After hours of delays, Aeroflot finally canceled the flight on Friday evening and put her up in the Olimpiyets hotel, located near Sheremetyevo Airport. A hotel representative said more than 500 Aeroflot passengers spent Friday night at the hotel.

“All of this is rather sad, but thank God that no planes took off. This was a wise decision,” said Irina, a regular Aeroflot customer who asked not to use her last name to avoid possible discontent from the carrier.

Irina said she would try hard to get some reimbursement from her tour operator for the $1,000 that she spent on the trip, which included her air ticket and hotel.

But while airlines have promised that tickets can be returned without penalties, tour operators are not giving refunds because of the extenuating circumstances, Irina Turina, spokeswomen for the Russian Tourism Union, said in comments published Saturday in Kommersant.

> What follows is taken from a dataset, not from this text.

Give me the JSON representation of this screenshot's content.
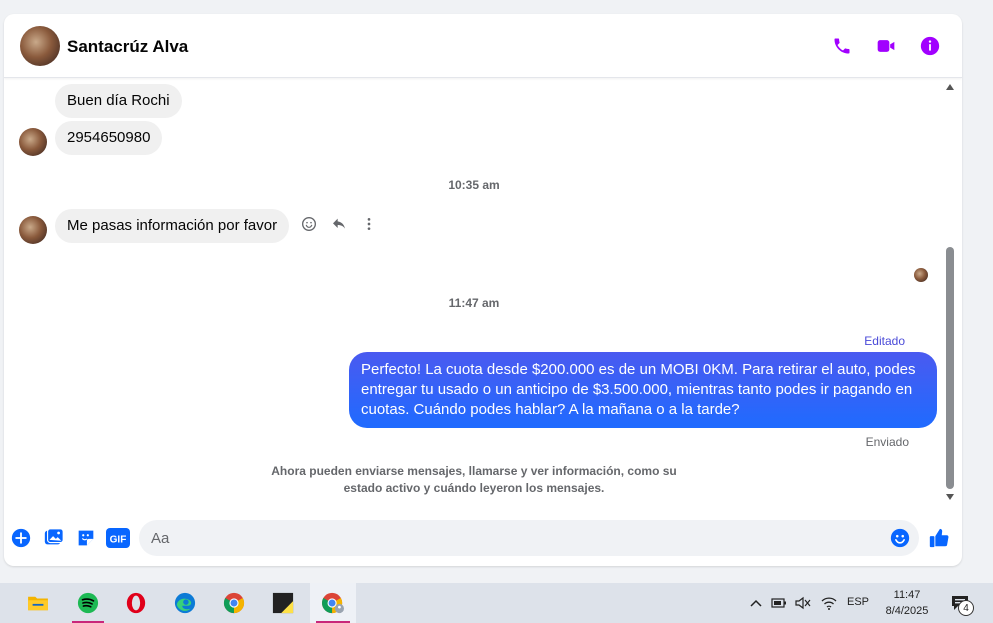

She said it was not “physically” possible to return the money because the funds already had been transferred to hotels.

With flights canceled, many foreign visitors stuck in Russia have turned to trains as a last resort for getting out of the country. But they faced challenges getting information at Moscow train stations, which are a far cry from the more tourist-friendly international airports. Few railway representatives spoke English, and train schedules were written in Russian only. Many of the European-bound trains were packed.

Danish documentary filmmaker Lise Birk Pedersen, who was in Moscow for a film project, was among those lucky enough to get a train ticket. After her flight by SAS was canceled on Friday, she managed to buy a ticket to Finland on the Saturday night train.

“When I am filming in Russia, it never goes as planned. But this time I didn’t find it funny,” Pedersen said.

She said she hoped to be back home in Copenhagen on Monday.

Russian Railways has put two or three additional train cars to its international trains to Helsinki, Prague and Warsaw, according to its web site. One train car carries up to 160 passengers.

Despite the meteorologists’ warning that volcano ash has reached Russian territory, domestic airports were functioning as usual.

The airport in Russia's westernmost city of Kaliningrad resumed flights on Sunday, its spokeswomen said. “We have all planes departing, and only the flights that have been grounded in Europe are not coming in,” she said.

All three U.S. airlines that fly to Moscow — Delta Air Lines, United Airlines and American Airlines — have canceled their flights to Moscow.

Aeroflot, however, is flying to the United States, Transportation Minister Levitin said at the government meeting Sunday. Because of the ash, Aeroflot has changed its traditional routes to North America, flying over the North Pole instead, he said.

“There is a big line in the U.S. to get to those flights, because it is the only way to get to Europe,” Levitin told Putin.

“If things go this way, there will be no airlines in Europe except Aeroflot,” Putin replied.